Un recente studio conferma che il lavoro precario pesa sulla salute mentale: aumenta il rischio di cadere in depressione e aumentano le prescrizioni di psicofarmaci. 

Lo rivela uno studio su circa 2,7 milioni di lavoratori in attività tra il 2007 e il 2011, residenti in Lombardia, seguiti attraverso il monitoraggio delle ricette mediche a loro nome (compilate da medico di base, studio specialistico, ospedale). Lo studio - i cui risultati sono stati anticipati all'ANSA - è stato condotto da Giorgio Vittadini, dell'Università di Milano Bicocca, e Francesco Moscone ed Elisa Tosetti, presso la Brunel University di Londra.

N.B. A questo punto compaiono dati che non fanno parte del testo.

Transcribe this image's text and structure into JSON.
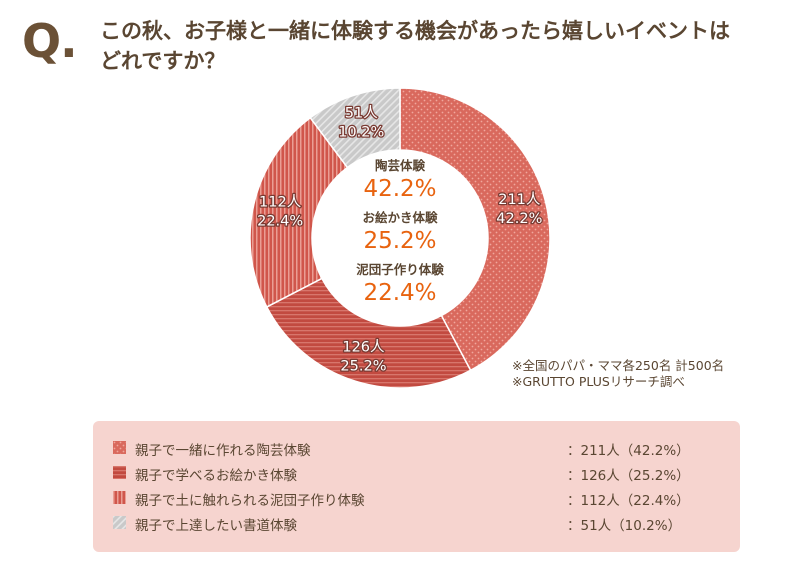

Esiste una relazione di causa-effetto tra precarietà e aumento di prescrizioni di psicofarmaci, oltre a un aumento correlato dei casi di depressione. I risultati indicano che avere un contratto temporaneo, così come frequenti cambiamenti di contratto nell'arco dell'anno, aumenta la probabilità di assumere psicofarmaci (antidepressivi, ansiolitici, stabilizzatori dell'umore etc.) e accresce il rischio di ammalarsi di depressione.

"Un lavoratore precario - spiega Moscone - ha una probabilità dello 0,6% maggiore di ricevere una ricetta per psicofarmaci; sembra un numero basso, ma l'entità dell'impatto della precarietà sulla salute mentale è notevole. Se le persone con contratto temporaneo aumentano di circa l'8-10%, allora il numero di depressi cresce dell'1% tra i giovani (18-34 anni), del 2,3% tra i 35-49enni, dello 0,8% tra 50enni e over-50''.